Vladimir Putin will cut imports for Russians

The head of the Russian Federation demanded that the share of imports in the economy be reduced to the level of the late Soviet Union - 17%. The government does not have enough currency, which is used to finance the war with Ukraine.
02.04.2024
Origin source
The imported abundance in which Russia lived for decades, purchasing consumer goods and technology abroad, no longer fits into the Kremlin’s economic plans.

In the next 6 years, the share of imports in the Russian economy should drop to the minimum in the entire modern history of the country - 17% of GDP. Vladimir Putin gave this instruction to the government following his address to the Federal Assembly, in which he announced a package of promises to citizens for a fifth presidential term.

According to materials on the Kremlin website, by 2030, Putin demands to bring Russia to 4th place in the world in terms of economic size (in terms of purchasing power parity), increase sales abroad of anything other than the simplest mineral raw materials by two-thirds, and reduce the poverty level to 7% , learn to independently produce high-tech goods and raise the birth rate to stop the natural population decline, as a result of which the country has lost 11 million people since 2000.

A sharp reduction in imports among Putin’s economic plans is an “ambitious” task, notes Astra FM Investment Director Dmitry Polevoy: over the past 14 years, this figure has remained stable - about 20-21% of GDP. And even after the invasion of Ukraine, after a short-term drawdown last year, it recovered to 19-20%.

Imports of 17% of GDP are the level of the last years of the Soviet Union, according to World Bank data. Thus, in 1990 this figure was 17.9%, and in 1991 it fell to 13% amid the currency crisis that hit the decrepit Soviet economy.

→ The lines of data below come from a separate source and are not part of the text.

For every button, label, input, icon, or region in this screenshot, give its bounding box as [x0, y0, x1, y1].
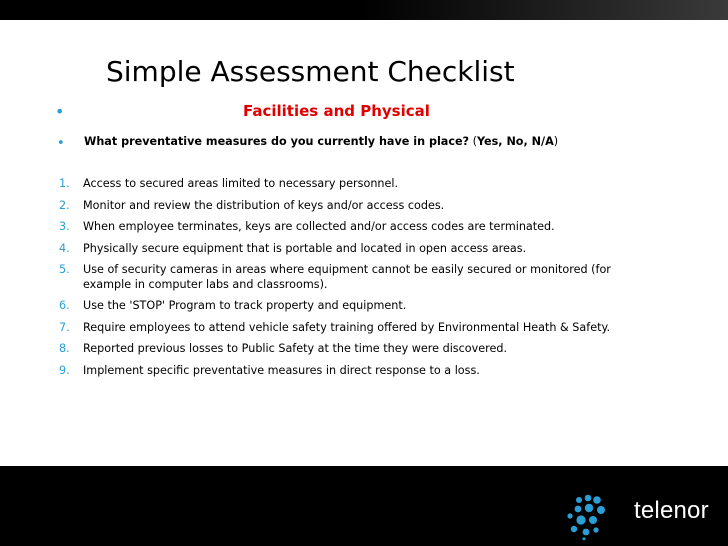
item-text: Physically secure equipment that is portable and located in open access areas. [83, 241, 527, 255]
item-text: Implement specific preventative measures in direct response to a loss. [83, 363, 480, 377]
item-number: 2. [59, 198, 70, 212]
slide-title: Simple Assessment Checklist [106, 55, 515, 88]
question-bullet: • [57, 136, 65, 151]
item-number: 5. [59, 263, 70, 276]
telenor-logo-text: telenor [634, 497, 709, 524]
checklist-item [0, 199, 643, 214]
item-text: Reported previous losses to Public Safety at the time they were discovered. [83, 342, 508, 355]
section-title: Facilities and Physical [243, 102, 430, 120]
item-number: 3. [59, 220, 70, 233]
item-number: 1. [59, 177, 70, 190]
question-text: What preventative measures do you currently have in place? [84, 135, 470, 148]
checklist-item [0, 263, 643, 292]
item-text: Monitor and review the distribution of keys and/or access codes. [83, 198, 445, 212]
item-number: 9. [59, 363, 70, 377]
question-options: Yes, No, N/A [476, 135, 554, 148]
top-bar-stripe [358, 0, 728, 20]
item-text: Require employees to attend vehicle safety training offered by Environmental Heath & Safety. [83, 320, 611, 334]
top-bar [0, 0, 728, 20]
section-bullet: • [55, 102, 65, 121]
checklist-item [0, 321, 643, 336]
item-number: 4. [59, 241, 70, 255]
checklist-item [0, 177, 643, 192]
checklist [0, 177, 728, 385]
item-number: 7. [59, 320, 70, 334]
item-text: Use of security cameras in areas where equipment cannot be easily secured or monitored (for example in computer labs and classrooms). [83, 263, 611, 291]
item-number: 6. [59, 299, 70, 312]
checklist-item [0, 364, 643, 379]
item-text: Use the 'STOP' Program to track property and equipment. [83, 299, 407, 312]
checklist-item [0, 342, 643, 357]
item-text: When employee terminates, keys are collected and/or access codes are terminated. [83, 220, 555, 233]
checklist-item [0, 220, 643, 235]
question-options-open: ( [469, 135, 477, 148]
item-number: 8. [59, 342, 70, 355]
question-line [84, 135, 558, 148]
question-options-close: ) [553, 135, 559, 148]
checklist-item [0, 242, 643, 257]
checklist-item [0, 299, 643, 314]
item-text: Access to secured areas limited to necessary personnel. [83, 177, 399, 190]
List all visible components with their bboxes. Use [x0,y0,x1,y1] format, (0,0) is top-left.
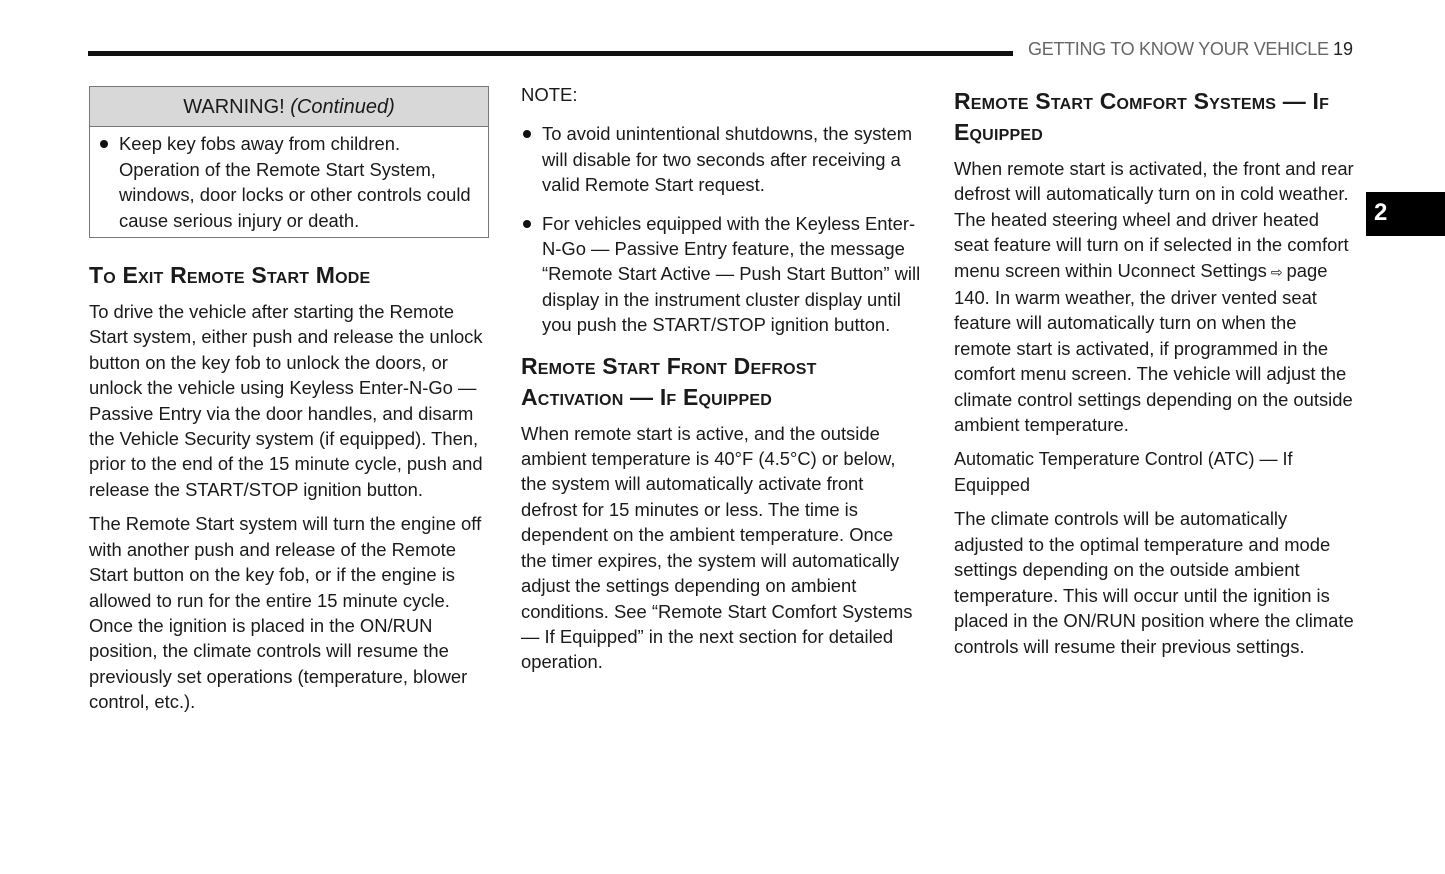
page-reference-arrow-icon: ⇨ [1270,263,1283,280]
warning-header [90,87,488,127]
heading-front-defrost: Remote Start Front Defrost Activation — If Equipped [521,352,817,410]
heading-exit-remote-start: To Exit Remote Start Mode [89,262,371,289]
column-right [954,86,1356,668]
note-label: NOTE: [521,84,578,105]
paragraph: The Remote Start system will turn the engine off with another push and release of the Remote Start button on the key fob, or if the engine is allowed to run for the entire 15 minute cycle. Once the ignition is placed in the ON/RUN position, the climate controls will resume the previously set operations (temperature, blower control, etc.). [89,513,482,713]
paragraph: The climate controls will be automatically adjusted to the optimal temperature and mode settings depending on the outside ambient temperature. This will occur until the ignition is placed in the ON/RUN position where the climate controls will resume their previous settings. [954,508,1354,657]
warning-continued: (Continued) [290,96,395,118]
paragraph: When remote start is active, and the outside ambient temperature is 40°F (4.5°C) or below, the system will automatically activate front defrost for 15 minutes or less. The time is dependent on the ambient temperature. Once the timer expires, the system will automatically adjust the settings depending on ambient conditions. See “Remote Start Comfort Systems — If Equipped” in the next section for detailed operation. [521,422,913,673]
section-title: GETTING TO KNOW YOUR VEHICLE [1028,39,1329,59]
paragraph: When remote start is activated, the front and rear defrost will automatically turn on in cold weather. The heated steering wheel and driver heated seat feature will turn on if selected in the comfort menu screen within Uconnect Settings ⇨ page 140. In warm weather, the driver vented seat feature will automatically turn on when the remote start is activated, if programmed in the comfort menu screen. The vehicle will adjust the climate control settings depending on the outside ambient temperature. [954,158,1354,436]
warning-item: Keep key fobs away from children. Operation of the Remote Start System, windows, door locks or other controls could cause serious injury or death. [98,131,478,233]
header-rule [88,51,1013,56]
column-left [89,86,491,724]
chapter-tab: 2 [1366,192,1445,236]
note-item: To avoid unintentional shutdowns, the system will disable for two seconds after receiving a valid Remote Start request. [521,121,923,197]
column-middle [521,86,923,684]
page-number: 19 [1333,39,1354,59]
subheading-atc: Automatic Temperature Control (ATC) — If Equipped [954,449,1293,496]
warning-title: WARNING! [183,96,285,118]
page-reference-link[interactable]: page 140. [954,259,1328,309]
warning-box [89,86,489,238]
paragraph: To drive the vehicle after starting the Remote Start system, either push and release the unlock button on the key fob to unlock the doors, or unlock the vehicle using Keyless Enter-N-Go — Passive Entry via the door handles, and disarm the Vehicle Security system (if equipped). Then, prior to the end of the 15 minute cycle, push and release the START/STOP ignition button. [89,301,483,500]
note-item: For vehicles equipped with the Keyless Enter-N-Go — Passive Entry feature, the message “Remote Start Active — Push Start Button” will display in the instrument cluster display until you push the START/STOP ignition button. [521,211,923,338]
heading-comfort-systems: Remote Start Comfort Systems — If Equipped [954,88,1330,145]
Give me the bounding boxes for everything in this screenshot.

The share of imports in Russia reached a record 48.2% of GDP in 1992, when the government of Yegor Gaidar opened borders to trade in order to stock store shelves and avoid mass starvation. In the second half of the 1990s, the volume of imports in relation to GDP decreased to 24-26%, and in the first half of the 2000s - to 21-22%, according to World Bank statistics.

Reducing imports to 17% of GDP will require abandoning a significant part of imported goods and services, Polevoy points out: this will require reformatting production chains and final output.

So far, import substitution has been successful in agricultural products and food, but with goods with high added value there has been much less success, Polevoy states. Last year, according to the Central Bank of the Russian Federation, goods worth $303 billion were imported into Russia, which is close to record highs before the annexation of Crimea ($318-341 billion in 2011-13). Purchases abroad of machinery and equipment increased by 24%, and clothing and footwear by 21%.

The disappearance of imports will bring the Russian economy even closer to the Soviet one. This process is already underway, says Sergei Guriev, dean of London Business School. The Russian Federation has become more and more reminiscent of the USSR in recent years, he says: then industry was supported by injections from the budget, and when those stopped, it fell into a spiral of deep recession.